Sibianor kenyaensis

Scientific classification
- Kingdom: Animalia
- Phylum: Arthropoda
- Subphylum: Chelicerata
- Class: Arachnida
- Order: Araneae
- Infraorder: Araneomorphae
- Family: Salticidae
- Genus: Sibianor
- Species: S. kenyaensis
- Binomial name: Sibianor kenyaensis Logunov, 2001

= Sibianor kenyaensis =

- Authority: Logunov, 2001

Species of jumping spider

Sibianor kenyaensis is a jumping spider species that lives near the Okavango River in Botswana and in the coastal regions near Kilifi in Kenya. It is a member of the genus Sibianor and has a distinctive a large scutum that covers its abdomen. A small spider, it is typically 2.42 mm in length, generally brown on both its top and undersides. Its front pair of legs are also brown, while the rest of its legs are yellow. It also has yellowish-brown sensory appendages, called pedipalps, that hold the male spider's copulatory organs. These include a large projection, or apophysis, on its palpal tibia, which helps distinguish the spider from others in the genus. Although the male was first described in 2001, the female has yet to be described and so the species allocation to the genus is tentative.

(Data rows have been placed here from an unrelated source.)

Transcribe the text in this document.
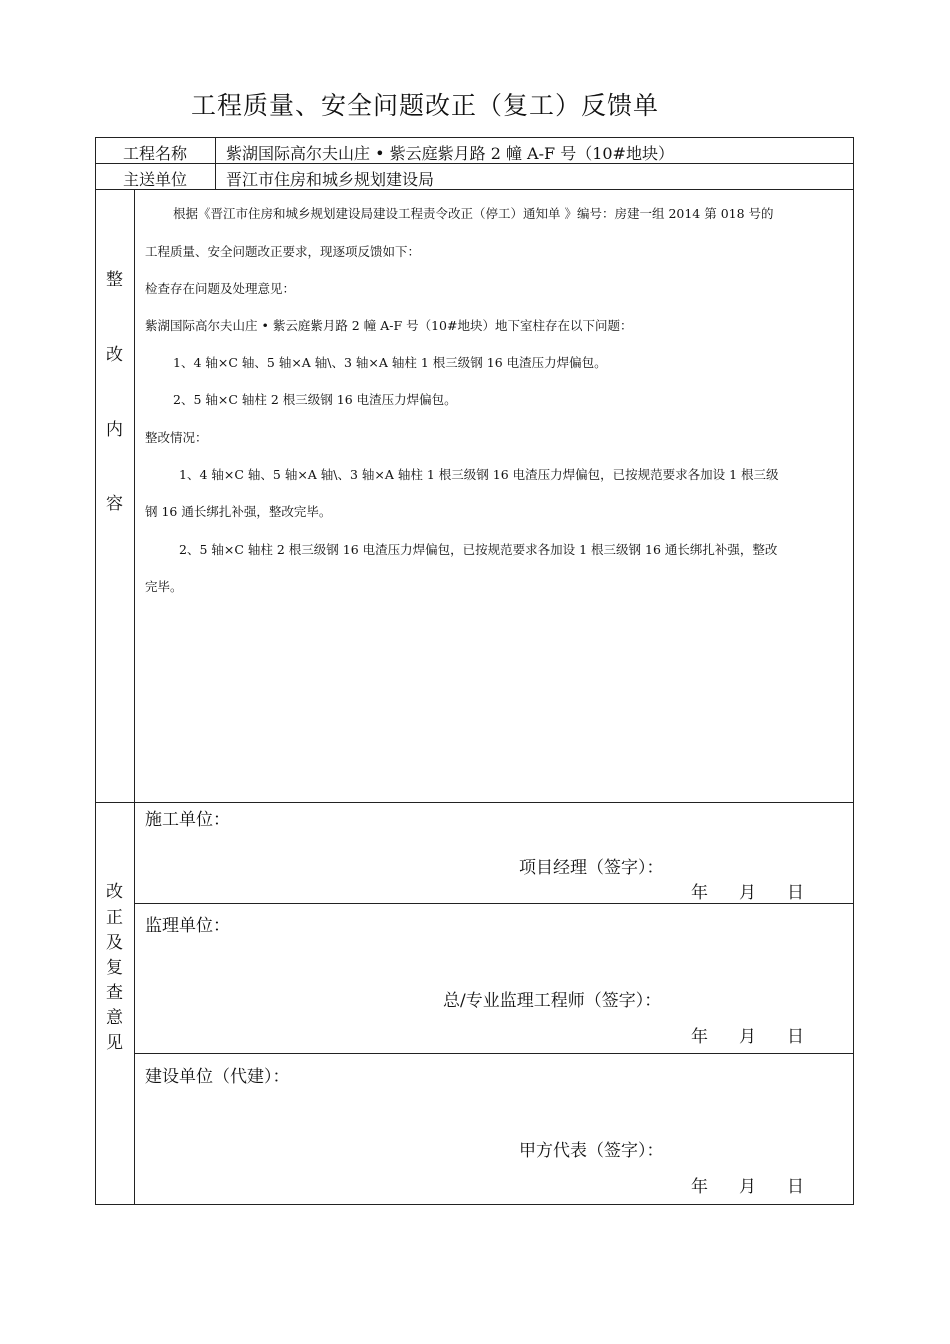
工程质量、安全问题改正（复工）反馈单
工程名称	紫湖国际高尔夫山庄 • 紫云庭紫月路 2 幢 A-F 号（10#地块）
主送单位	晋江市住房和城乡规划建设局
整
改
内
容
根据《晋江市住房和城乡规划建设局建设工程责令改正（停工）通知单 》编号：房建一组 2014 第 018 号的
工程质量、安全问题改正要求，现逐项反馈如下：
检查存在问题及处理意见：
紫湖国际高尔夫山庄 • 紫云庭紫月路 2 幢 A-F 号（10#地块）地下室柱存在以下问题：
1、4 轴×C 轴、5 轴×A 轴\、3 轴×A 轴柱 1 根三级钢 16 电渣压力焊偏包。
2、5 轴×C 轴柱 2 根三级钢 16 电渣压力焊偏包。
整改情况：
1、4 轴×C 轴、5 轴×A 轴\、3 轴×A 轴柱 1 根三级钢 16 电渣压力焊偏包，已按规范要求各加设 1 根三级
钢 16 通长绑扎补强，整改完毕。
2、5 轴×C 轴柱 2 根三级钢 16 电渣压力焊偏包，已按规范要求各加设 1 根三级钢 16 通长绑扎补强，整改
完毕。
改
正
及
复
查
意
见
施工单位：
项目经理（签字）：
年 月 日
监理单位：
总/专业监理工程师（签字）：
年 月 日
建设单位（代建）：
甲方代表（签字）：
年 月 日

==Taxonomy and etymology==
Sibianor kenyaensis is a species of jumping spider, a member of the family Salticidae. It was first described by the arachnologist Dmitri V. Logunov in 2001 and allocated it to the genus Sibianor. This is a tentative allocation as only the male has been described and the female is needed to decide whether it should instead be a member of the genus Microbianor. Phylogenetic analysis has confirmed that both genera are closely related to both Bianor. In 2017, Jerzy Prószyński designated them members of a group of genera named Harmochirines, named after the genus Harmochirus. The harmochirines, along with a group of species known as pellenines, are members of the subtribe Harmochirina. According to Wayne Maddison, this is part of the tribe Plexippini. The species' generic name is derived from Bianor. Its specific name reflects the place where it was first found.

==Description==
Sibianor spiders are small with little sexual dimorphism. Sibianor kenyaensis is particularly small, similar to the related Sibianor victoriae. The male has a carapace, the hard upper part of the forward section of the spider, is typically 1.09 mm long and 1.03 mm wide. The whole front section, including the underside, or sternum, is generally brown although there are small pockmarks across the whole upper surface. The area around the spider's eyes is black. Its face, particularly its clypeus and cheeks, have a dense covering of white hair. Its mouthparts, including its chelicerae, labium and maxillae, are also brown. It has two small teeth at the front and one behind in its chelicerae and a tiny endite tooth on its maxillae.

Behind its carapace, the spider has a brown abdomen that is typically 1.33 mm long and 1.03 mm wide. Its upperside is completely covered by a large hard shield-like scutum. The only break in the brown is a white stripe on its sides. Its spinnerets, used to spin webs, and its book lung covers are also brown, as are much of the front pair of legs. Some of their leg segments are yellow, as are the remainder of its legs. There are scale-like black bristles on its front legs. Its pedipalps, sensor organs near its mouth, are yellowish-brown. At the end of a pedipalp is the spider's copulatory organs. The palpal tibia is relatively simple but has a large projection, or tibial apophysis, sticking up. This runs parallel to the spider's smooth rounded cymbium, which is closely integrated to a smaller round palpal bulb. At the side of the bulb, there is a long embolus that runs down, around and out of the top, ending in a valley in the cymbium. It is the long length of the tibial apophysis that helps distinguish the species from Sibianor victoriae. The female has not been described.

==Distribution and habitat==
Sibianor spiders are found across the Holarctic and Afrotropical realms. Sibianor kenyaensis lives in Botswana and Kenya. In Kenya, it has only seen in the coastal area near Kilifi. The holotype was discovered living amongst shrubs. It has also been found in Mopane woodland near the Okavango River in Botswana.